READ MORE: Lucian Freud painting hidden for DECADES could sell for £30,000
A 1995 nude of a civil servant called Benefits Supervisor Sleeping, was sold for a staggering £42million in 2015.
Born in 1922, Lucian Freud was one of the most significant painters of his generation and the grandson of the renowned psychoanalyst Sigmund Freud.
Just before WWII, he met sign painter Tom Wright while drinking in The Shoulder of Mutton in Hadleigh, Suffolk, where Wright was hanging a pub sign.
Freud befriended the local artisan and persuaded him to join the East Anglian School of Painting and Drawing, of which the artist was already a member.
Earlier this month, Mr Blair faced backlash after appearing on Sky News to outline his proposed coronavirus mass testing strategy.
Mr Blair insisted the expansion of testing capacities would ensure the UK is able to maintain the spread of the coronavirus under control without risking a new lockdown of the economy.

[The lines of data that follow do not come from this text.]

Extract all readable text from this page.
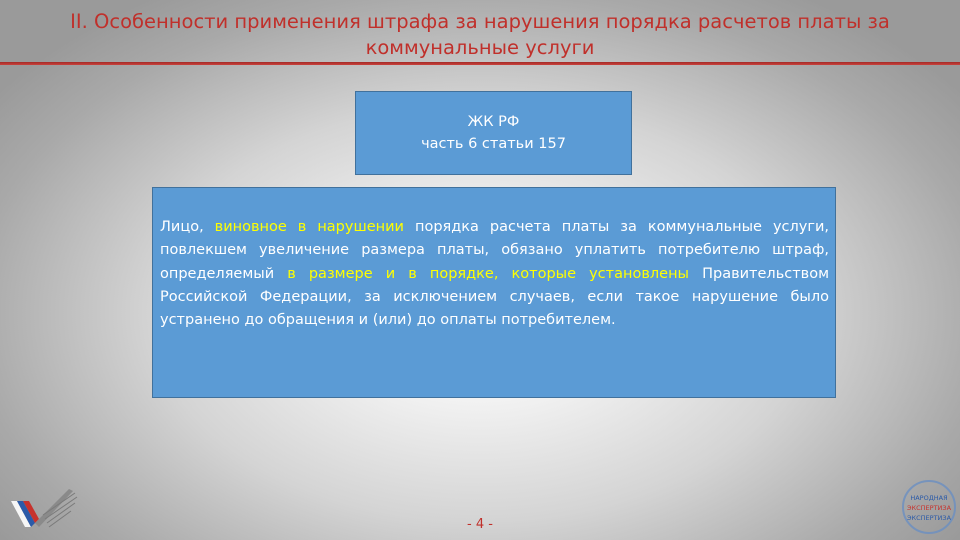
II. Особенности применения штрафа за нарушения порядка расчетов платы за
коммунальные услуги
ЖК РФ
часть 6 статьи 157
Лицо, виновное в нарушении порядка расчета платы за коммунальные услуги, повлекшем увеличение размера платы, обязано уплатить потребителю штраф, определяемый в размере и в порядке, которые установлены Правительством Российской Федерации, за исключением случаев, если такое нарушение было устранено до обращения и (или) до оплаты потребителем.
НАРОДНАЯ
ЭКСПЕРТИЗА
ЭКСПЕРТИЗА
- 4 -
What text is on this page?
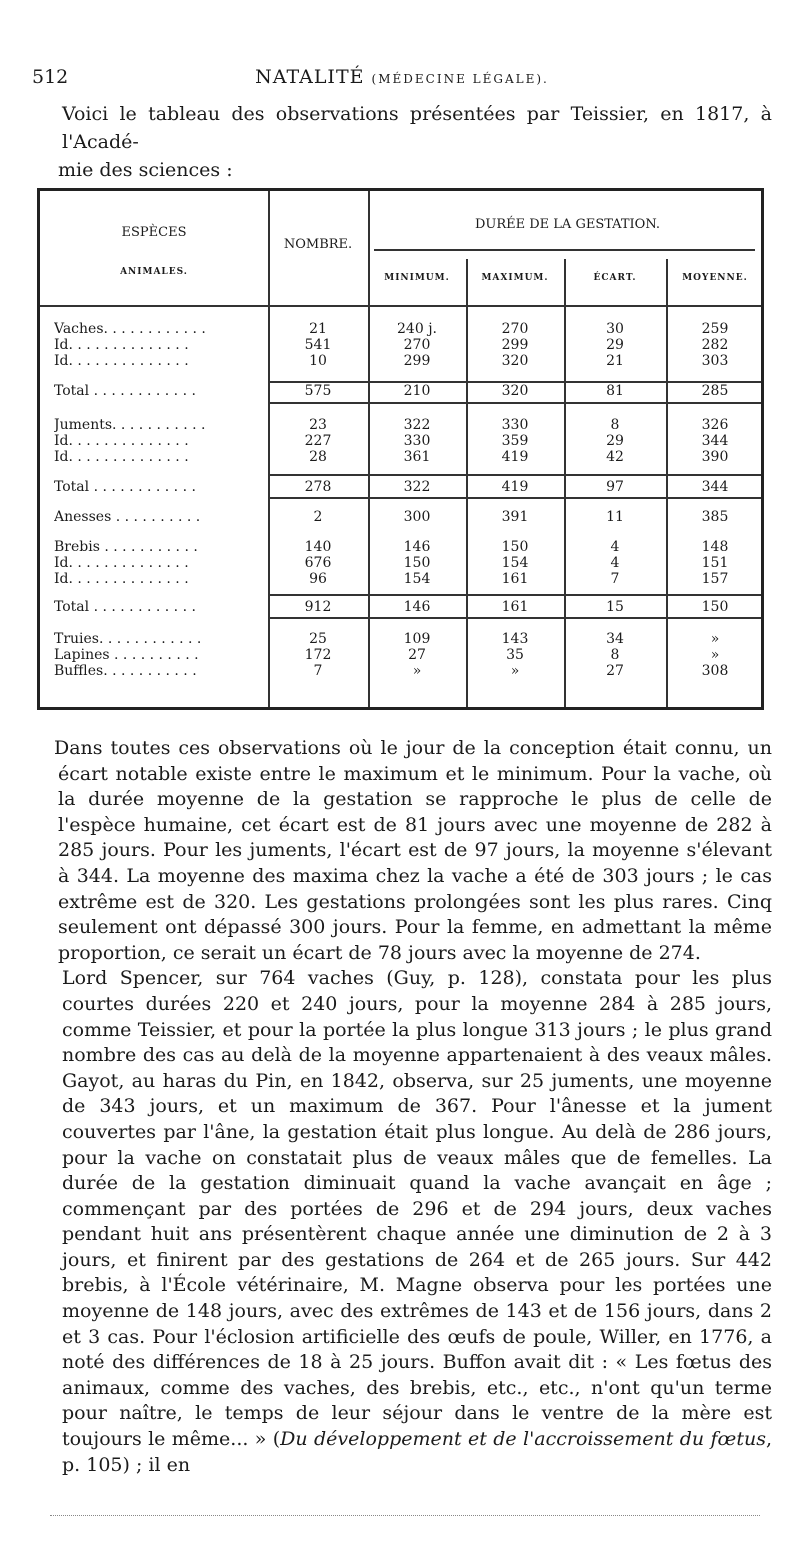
512	NATALITÉ (MÉDECINE LÉGALE).
Voici le tableau des observations présentées par Teissier, en 1817, à l'Acadé-
mie des sciences :
ESPÈCES
ANIMALES.
NOMBRE.
DURÉE DE LA GESTATION.
MINIMUM.	MAXIMUM.	ÉCART.	MOYENNE.
Vaches. . . . . . . . . . . .	21	240 j.	270	30	259
Id. . . . . . . . . . . . . .	541	270	299	29	282
Id. . . . . . . . . . . . . .	10	299	320	21	303
Total . . . . . . . . . . . .	575	210	320	81	285
Juments. . . . . . . . . . .	23	322	330	8	326
Id. . . . . . . . . . . . . .	227	330	359	29	344
Id. . . . . . . . . . . . . .	28	361	419	42	390
Total . . . . . . . . . . . .	278	322	419	97	344
Anesses . . . . . . . . . .	2	300	391	11	385
Brebis . . . . . . . . . . .	140	146	150	4	148
Id. . . . . . . . . . . . . .	676	150	154	4	151
Id. . . . . . . . . . . . . .	96	154	161	7	157
Total . . . . . . . . . . . .	912	146	161	15	150
Truies. . . . . . . . . . . .	25	109	143	34	»
Lapines . . . . . . . . . .	172	27	35	8	»
Buffles. . . . . . . . . . .	7	»	»	27	308

Dans toutes ces observations où le jour de la conception était connu, un écart notable existe entre le maximum et le minimum. Pour la vache, où la durée moyenne de la gestation se rapproche le plus de celle de l'espèce humaine, cet écart est de 81 jours avec une moyenne de 282 à 285 jours. Pour les juments, l'écart est de 97 jours, la moyenne s'élevant à 344. La moyenne des maxima chez la vache a été de 303 jours ; le cas extrême est de 320. Les gestations prolongées sont les plus rares. Cinq seulement ont dépassé 300 jours. Pour la femme, en admettant la même proportion, ce serait un écart de 78 jours avec la moyenne de 274.

Lord Spencer, sur 764 vaches (Guy, p. 128), constata pour les plus courtes durées 220 et 240 jours, pour la moyenne 284 à 285 jours, comme Teissier, et pour la portée la plus longue 313 jours ; le plus grand nombre des cas au delà de la moyenne appartenaient à des veaux mâles. Gayot, au haras du Pin, en 1842, observa, sur 25 juments, une moyenne de 343 jours, et un maximum de 367. Pour l'ânesse et la jument couvertes par l'âne, la gestation était plus longue. Au delà de 286 jours, pour la vache on constatait plus de veaux mâles que de femelles. La durée de la gestation diminuait quand la vache avançait en âge ; commençant par des portées de 296 et de 294 jours, deux vaches pendant huit ans présentèrent chaque année une diminution de 2 à 3 jours, et finirent par des gestations de 264 et de 265 jours. Sur 442 brebis, à l'École vétérinaire, M. Magne observa pour les portées une moyenne de 148 jours, avec des extrêmes de 143 et de 156 jours, dans 2 et 3 cas. Pour l'éclosion artificielle des œufs de poule, Willer, en 1776, a noté des différences de 18 à 25 jours. Buffon avait dit : « Les fœtus des animaux, comme des vaches, des brebis, etc., etc., n'ont qu'un terme pour naître, le temps de leur séjour dans le ventre de la mère est toujours le même... » (Du développement et de l'accroissement du fœtus, p. 105) ; il en
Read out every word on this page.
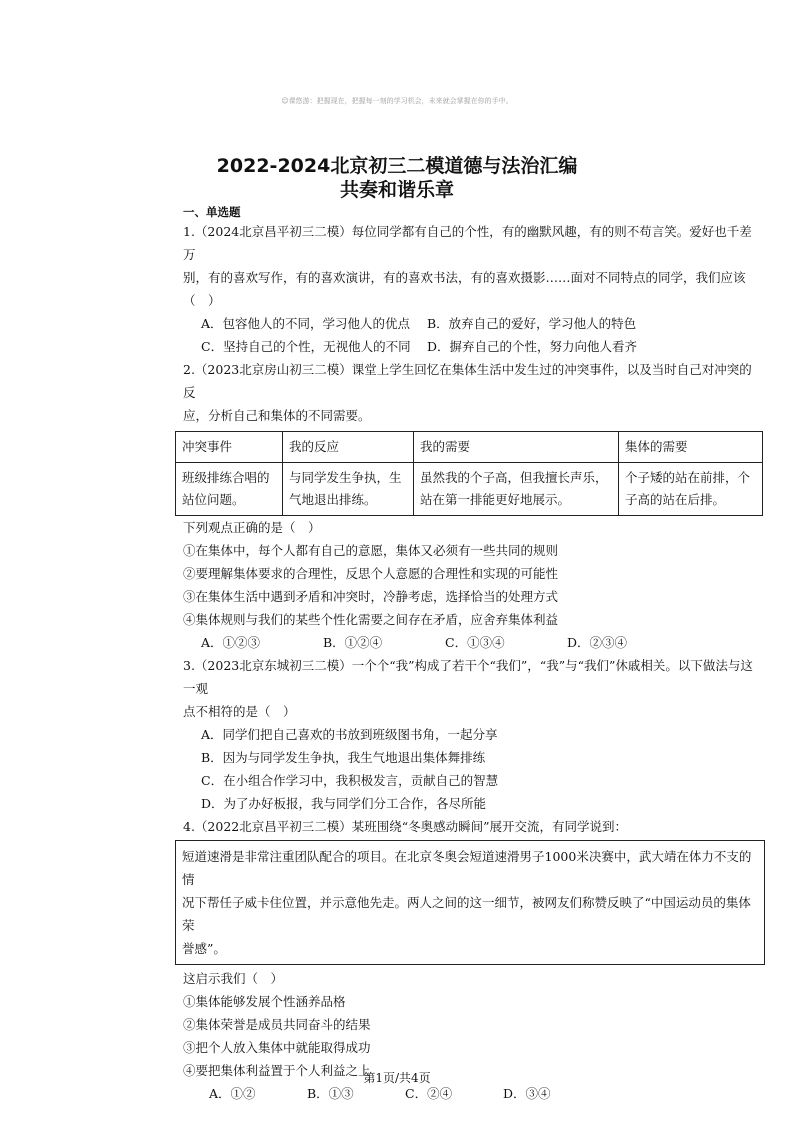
☺课悠游：把握现在，把握每一刻的学习机会，未来就会掌握在你的手中。
2022-2024北京初三二模道德与法治汇编
共奏和谐乐章
一、单选题
1.（2024北京昌平初三二模）每位同学都有自己的个性，有的幽默风趣，有的则不苟言笑。爱好也千差万
别，有的喜欢写作，有的喜欢演讲，有的喜欢书法，有的喜欢摄影……面对不同特点的同学，我们应该（　）
A．包容他人的不同，学习他人的优点	B．放弃自己的爱好，学习他人的特色
C．坚持自己的个性，无视他人的不同	D．摒弃自己的个性，努力向他人看齐
2.（2023北京房山初三二模）课堂上学生回忆在集体生活中发生过的冲突事件，以及当时自己对冲突的反
应，分析自己和集体的不同需要。
冲突事件	我的反应	我的需要	集体的需要
班级排练合唱的站位问题。	与同学发生争执，生气地退出排练。	虽然我的个子高，但我擅长声乐，站在第一排能更好地展示。	个子矮的站在前排，个子高的站在后排。
下列观点正确的是（　）
①在集体中，每个人都有自己的意愿，集体又必须有一些共同的规则
②要理解集体要求的合理性，反思个人意愿的合理性和实现的可能性
③在集体生活中遇到矛盾和冲突时，冷静考虑，选择恰当的处理方式
④集体规则与我们的某些个性化需要之间存在矛盾，应舍弃集体利益
A．①②③	B．①②④	C．①③④	D．②③④
3.（2023北京东城初三二模）一个个“我”构成了若干个“我们”，“我”与“我们”休戚相关。以下做法与这一观
点不相符的是（　）
A．同学们把自己喜欢的书放到班级图书角，一起分享
B．因为与同学发生争执，我生气地退出集体舞排练
C．在小组合作学习中，我积极发言，贡献自己的智慧
D．为了办好板报，我与同学们分工合作，各尽所能
4.（2022北京昌平初三二模）某班围绕“冬奥感动瞬间”展开交流，有同学说到：
短道速滑是非常注重团队配合的项目。在北京冬奥会短道速滑男子1000米决赛中，武大靖在体力不支的情
况下帮任子威卡住位置，并示意他先走。两人之间的这一细节，被网友们称赞反映了“中国运动员的集体荣
誉感”。
这启示我们（　）
①集体能够发展个性涵养品格
②集体荣誉是成员共同奋斗的结果
③把个人放入集体中就能取得成功
④要把集体利益置于个人利益之上
A．①②	B．①③	C．②④	D．③④
第1页/共4页
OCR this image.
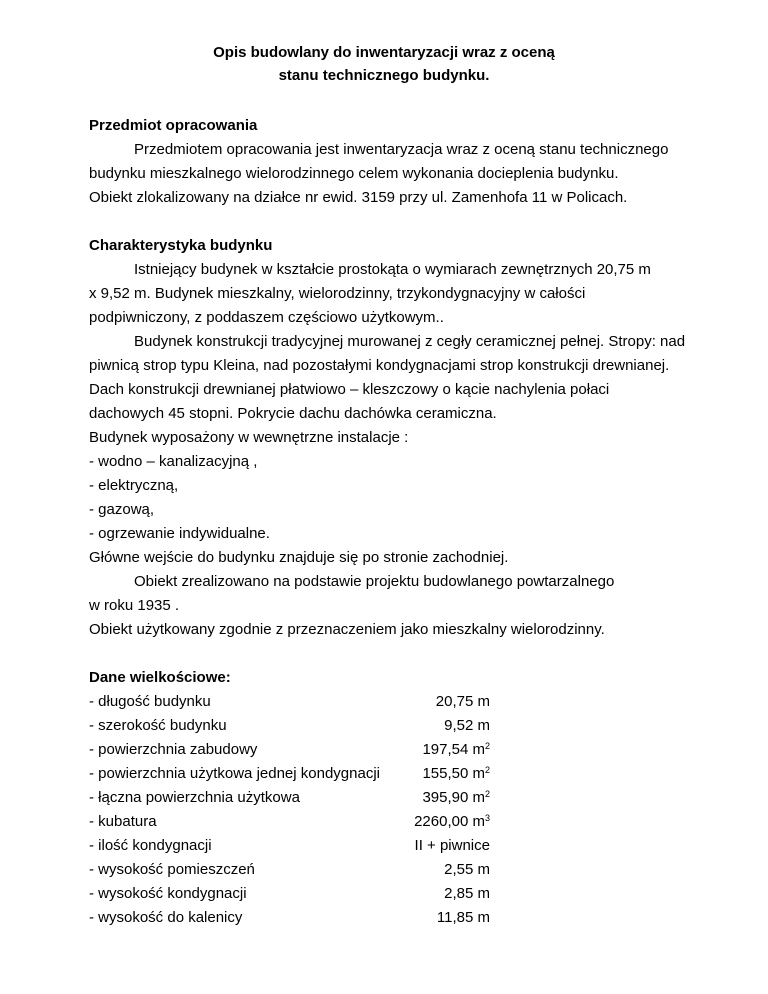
Opis budowlany do inwentaryzacji wraz z oceną
stanu technicznego budynku.
Przedmiot opracowania
Przedmiotem opracowania jest inwentaryzacja wraz z oceną stanu technicznego
budynku mieszkalnego wielorodzinnego celem wykonania docieplenia budynku.
Obiekt zlokalizowany na działce nr ewid. 3159 przy ul. Zamenhofa 11 w Policach.
Charakterystyka budynku
Istniejący budynek w kształcie prostokąta o wymiarach zewnętrznych 20,75 m
x 9,52 m. Budynek mieszkalny, wielorodzinny, trzykondygnacyjny w całości
podpiwniczony, z poddaszem częściowo użytkowym..
Budynek konstrukcji tradycyjnej murowanej z cegły ceramicznej pełnej. Stropy: nad
piwnicą strop typu Kleina, nad pozostałymi kondygnacjami strop konstrukcji drewnianej.
Dach konstrukcji drewnianej płatwiowo – kleszczowy o kącie nachylenia połaci
dachowych 45 stopni. Pokrycie dachu dachówka ceramiczna.
Budynek wyposażony w wewnętrzne instalacje :
- wodno – kanalizacyjną ,
- elektryczną,
- gazową,
- ogrzewanie indywidualne.
Główne wejście do budynku znajduje się po stronie zachodniej.
Obiekt zrealizowano na podstawie projektu budowlanego powtarzalnego
w roku 1935 .
Obiekt użytkowany zgodnie z przeznaczeniem jako mieszkalny wielorodzinny.
Dane wielkościowe:
- długość budynku	20,75 m
- szerokość budynku	9,52 m
- powierzchnia zabudowy	197,54 $m^2$
- powierzchnia użytkowa jednej kondygnacji	155,50 $m^2$
- łączna powierzchnia użytkowa	395,90 $m^2$
- kubatura	2260,00 $m^3$
- ilość kondygnacji	II + piwnice
- wysokość pomieszczeń	2,55 m
- wysokość kondygnacji	2,85 m
- wysokość do kalenicy	11,85 m
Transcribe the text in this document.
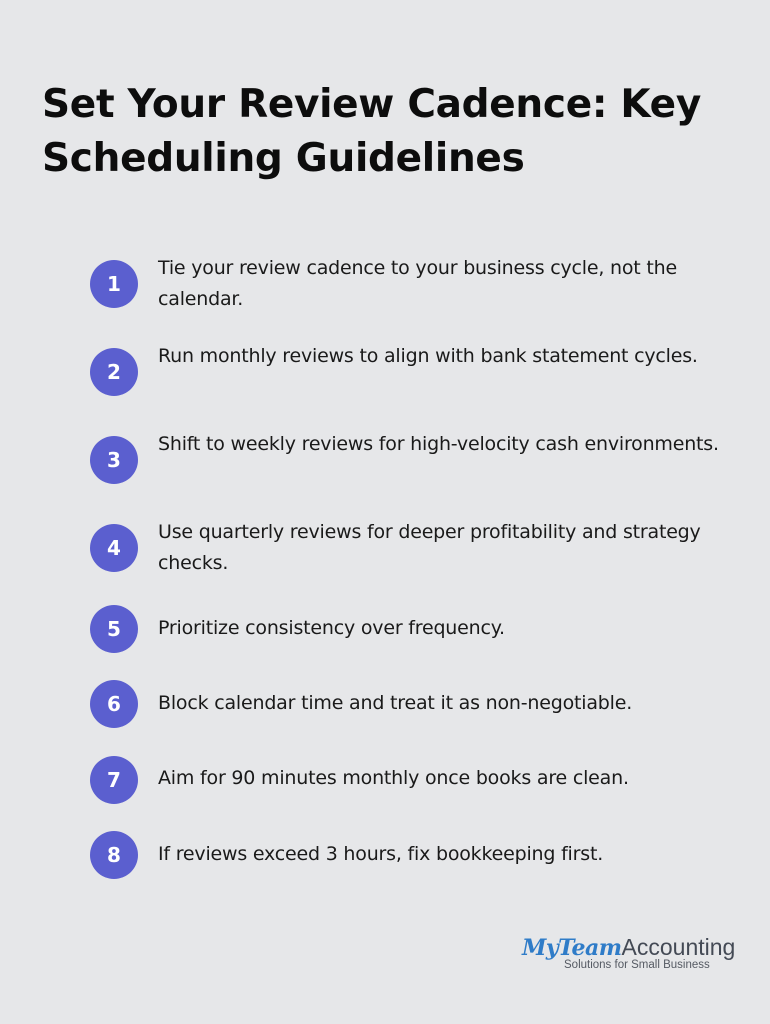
Set Your Review Cadence: Key Scheduling Guidelines
1
Tie your review cadence to your business cycle, not the calendar.
2
Run monthly reviews to align with bank statement cycles.
3
Shift to weekly reviews for high-velocity cash environments.
4
Use quarterly reviews for deeper profitability and strategy checks.
5	Prioritize consistency over frequency.
6	Block calendar time and treat it as non-negotiable.
7	Aim for 90 minutes monthly once books are clean.
8	If reviews exceed 3 hours, fix bookkeeping first.
MyTeamAccounting
Solutions for Small Business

But his proposals were met with fury by members of the British public, who questioned why the former Prime Minister still receives air time.
Mr Blair insisted testing should be extended to all university students heading to school in the autumn to ensure there are no outbreaks in university towns.
He also insisted the Government has no more “excuses” about potential failures after months of the world grappling with the pandemic.